Nuovi sviluppi nell’inchiesta sulla morte di Domenico Caliendo, il bambino deceduto dopo un trapianto di cuore, con due medici indagati anche per il reato di falso sulla cartella clinica.
Avrebbero modificato la cartella clinica di Domenico Caliendo, il bimbo morto a seguito di un trapianto di cuore: la Procura di Napoli contesta ora il reato di falso a due dei sette medici dell’ospedale Monaldi già indagati per la morte del piccolo.
Si tratta del cardiochirurgo Guido Oppido, che ha eseguito il trapianto, e della seconda operatrice Emma Bergonzoni.
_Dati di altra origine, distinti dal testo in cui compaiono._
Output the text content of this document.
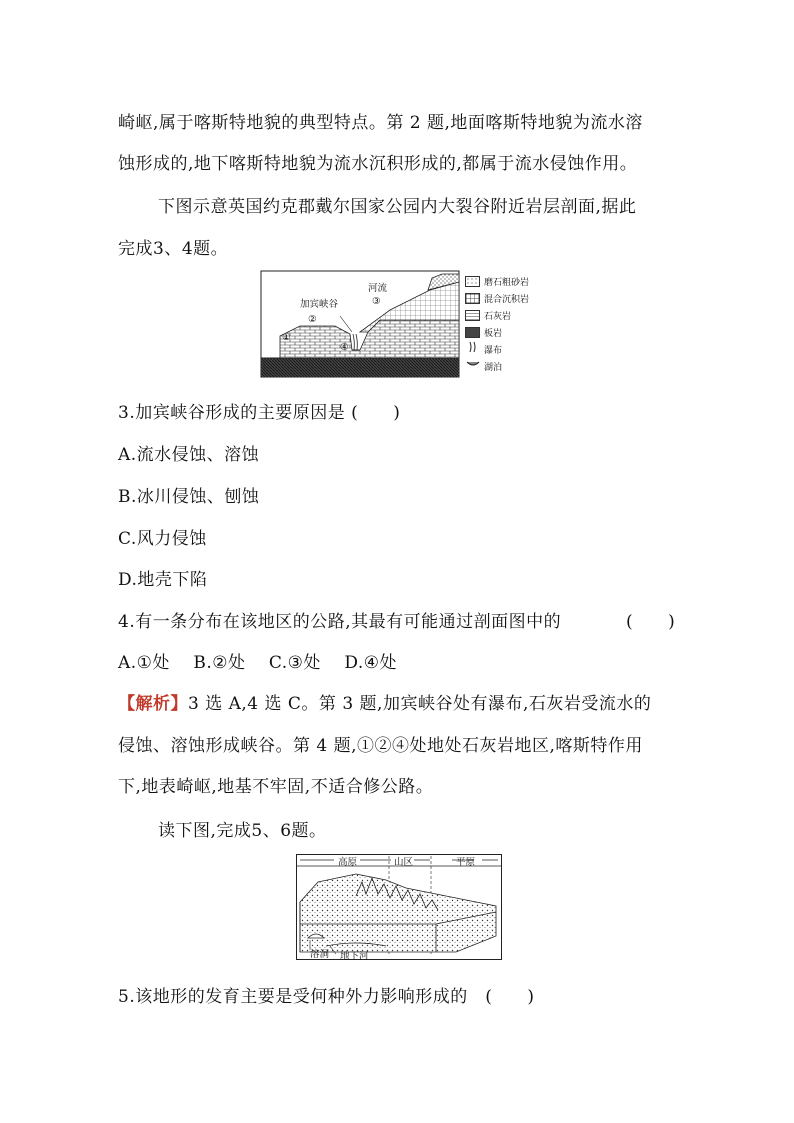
崎岖,属于喀斯特地貌的典型特点。第 2 题,地面喀斯特地貌为流水溶
蚀形成的,地下喀斯特地貌为流水沉积形成的,都属于流水侵蚀作用。
下图示意英国约克郡戴尔国家公园内大裂谷附近岩层剖面,据此
完成3、4题。
加宾峡谷
河流
①
②
③
④
磨石粗砂岩
混合沉积岩
石灰岩
板岩
瀑布
湖泊
3.加宾峡谷形成的主要原因是 (　　)
A.流水侵蚀、溶蚀
B.冰川侵蚀、刨蚀
C.风力侵蚀
D.地壳下陷
4.有一条分布在该地区的公路,其最有可能通过剖面图中的	(　　)
A.①处　 B.②处　 C.③处　 D.④处
【解析】3 选 A,4 选 C。第 3 题,加宾峡谷处有瀑布,石灰岩受流水的
侵蚀、溶蚀形成峡谷。第 4 题,①②④处地处石灰岩地区,喀斯特作用
下,地表崎岖,地基不牢固,不适合修公路。
读下图,完成5、6题。
高原	山区	平原
溶洞 地下河
5.该地形的发育主要是受何种外力影响形成的　(　　)
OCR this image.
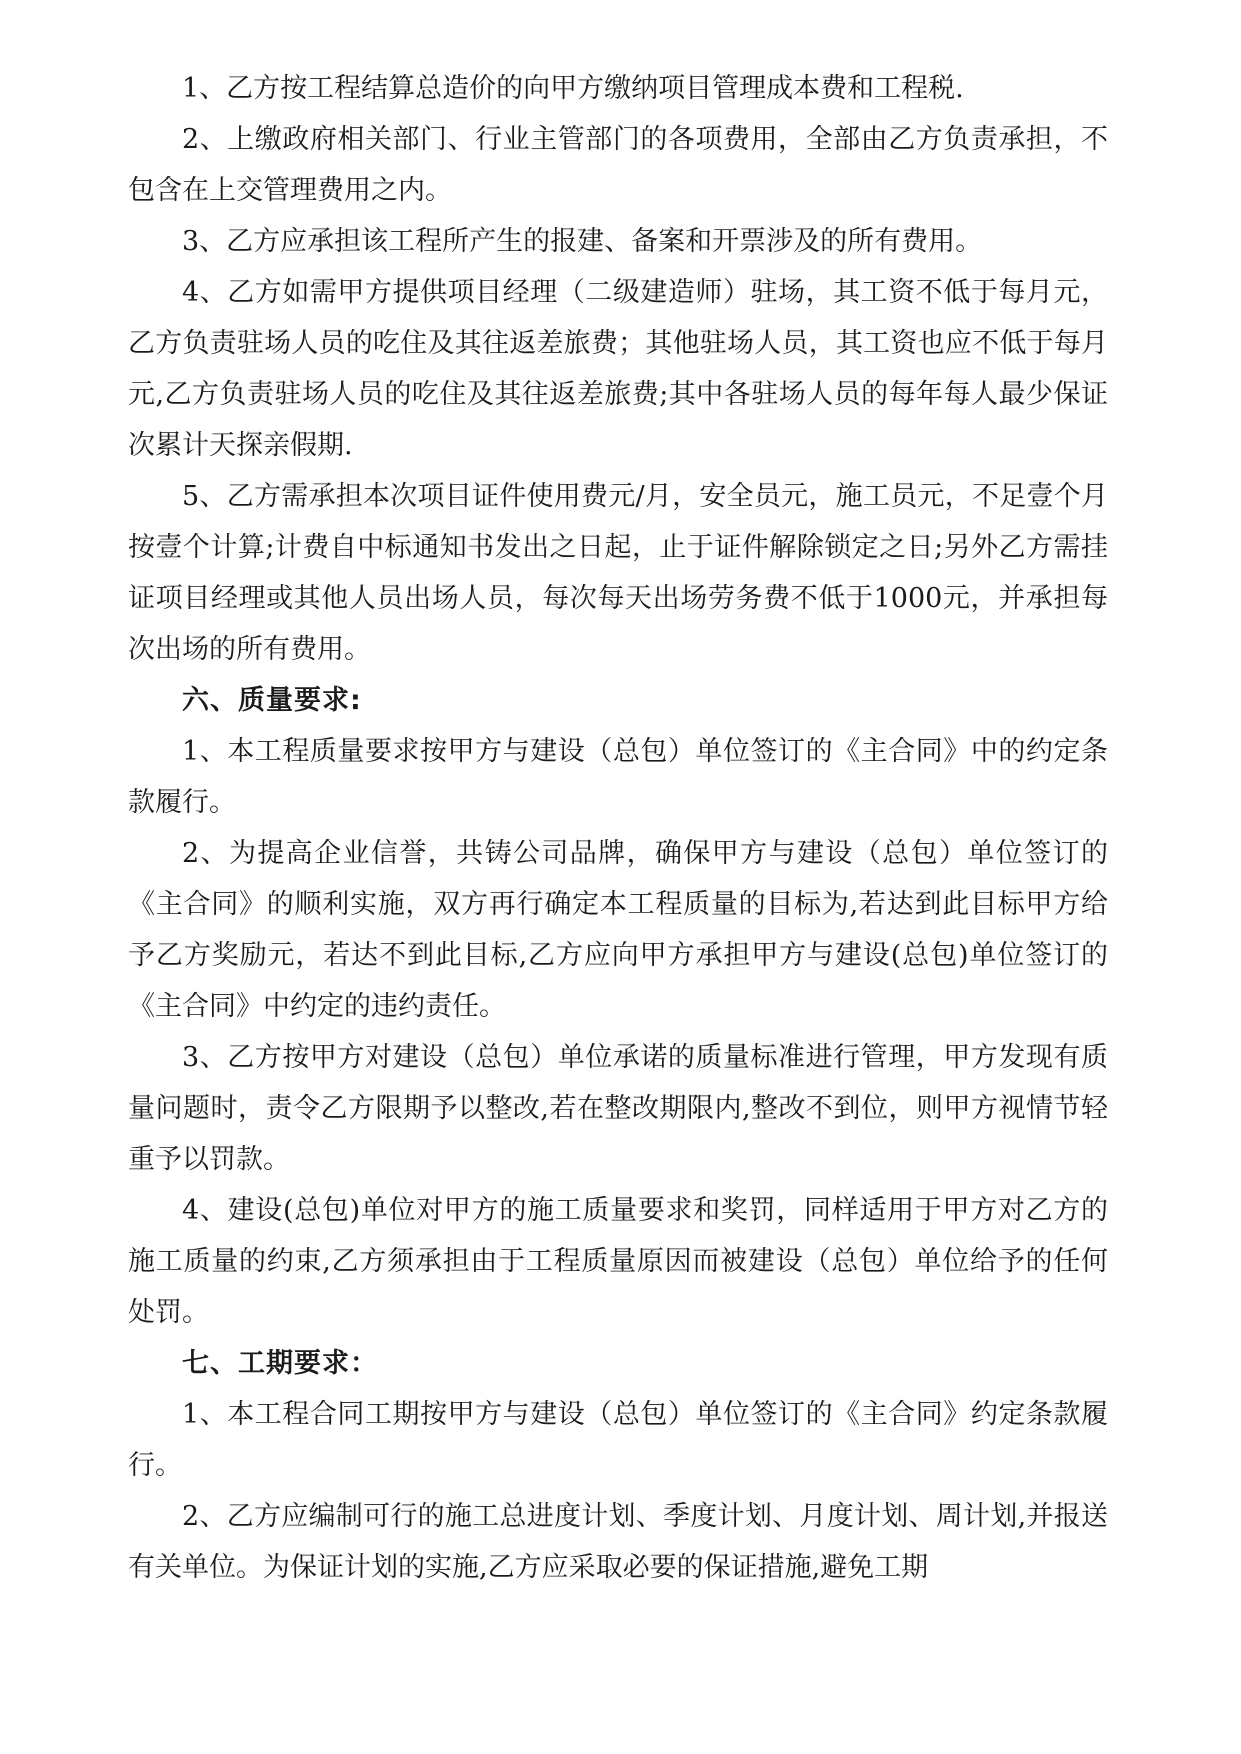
1、乙方按工程结算总造价的向甲方缴纳项目管理成本费和工程税.

2、上缴政府相关部门、行业主管部门的各项费用，全部由乙方负责承担，不包含在上交管理费用之内。

3、乙方应承担该工程所产生的报建、备案和开票涉及的所有费用。

4、乙方如需甲方提供项目经理（二级建造师）驻场，其工资不低于每月元，乙方负责驻场人员的吃住及其往返差旅费；其他驻场人员，其工资也应不低于每月元,乙方负责驻场人员的吃住及其往返差旅费;其中各驻场人员的每年每人最少保证次累计天探亲假期.

5、乙方需承担本次项目证件使用费元/月，安全员元，施工员元，不足壹个月按壹个计算;计费自中标通知书发出之日起，止于证件解除锁定之日;另外乙方需挂证项目经理或其他人员出场人员，每次每天出场劳务费不低于1000元，并承担每次出场的所有费用。

六、质量要求:

1、本工程质量要求按甲方与建设（总包）单位签订的《主合同》中的约定条款履行。

2、为提高企业信誉，共铸公司品牌，确保甲方与建设（总包）单位签订的《主合同》的顺利实施，双方再行确定本工程质量的目标为,若达到此目标甲方给予乙方奖励元，若达不到此目标,乙方应向甲方承担甲方与建设(总包)单位签订的《主合同》中约定的违约责任。

3、乙方按甲方对建设（总包）单位承诺的质量标准进行管理，甲方发现有质量问题时，责令乙方限期予以整改,若在整改期限内,整改不到位，则甲方视情节轻重予以罚款。

4、建设(总包)单位对甲方的施工质量要求和奖罚，同样适用于甲方对乙方的施工质量的约束,乙方须承担由于工程质量原因而被建设（总包）单位给予的任何处罚。

七、工期要求：

1、本工程合同工期按甲方与建设（总包）单位签订的《主合同》约定条款履行。

2、乙方应编制可行的施工总进度计划、季度计划、月度计划、周计划,并报送有关单位。为保证计划的实施,乙方应采取必要的保证措施,避免工期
Per entrambi è stata richiesta al GIP una misura interdittiva e saranno ascoltati entro fine mese.
Secondo gli inquirenti, il pm Giuseppe Tittaferrante e il procuratore aggiunto Antonio Ricci, le contestazioni riguarderebbero in particolare modifiche agli orari di arrivo del cuore da Bolzano a Napoli.
I due medici sono già indagati per omicidio colposo in concorso, nell’ambito di un’inchiesta che sta seguendo l’intero percorso del trapianto cardiaco e le responsabilità mediche correlate.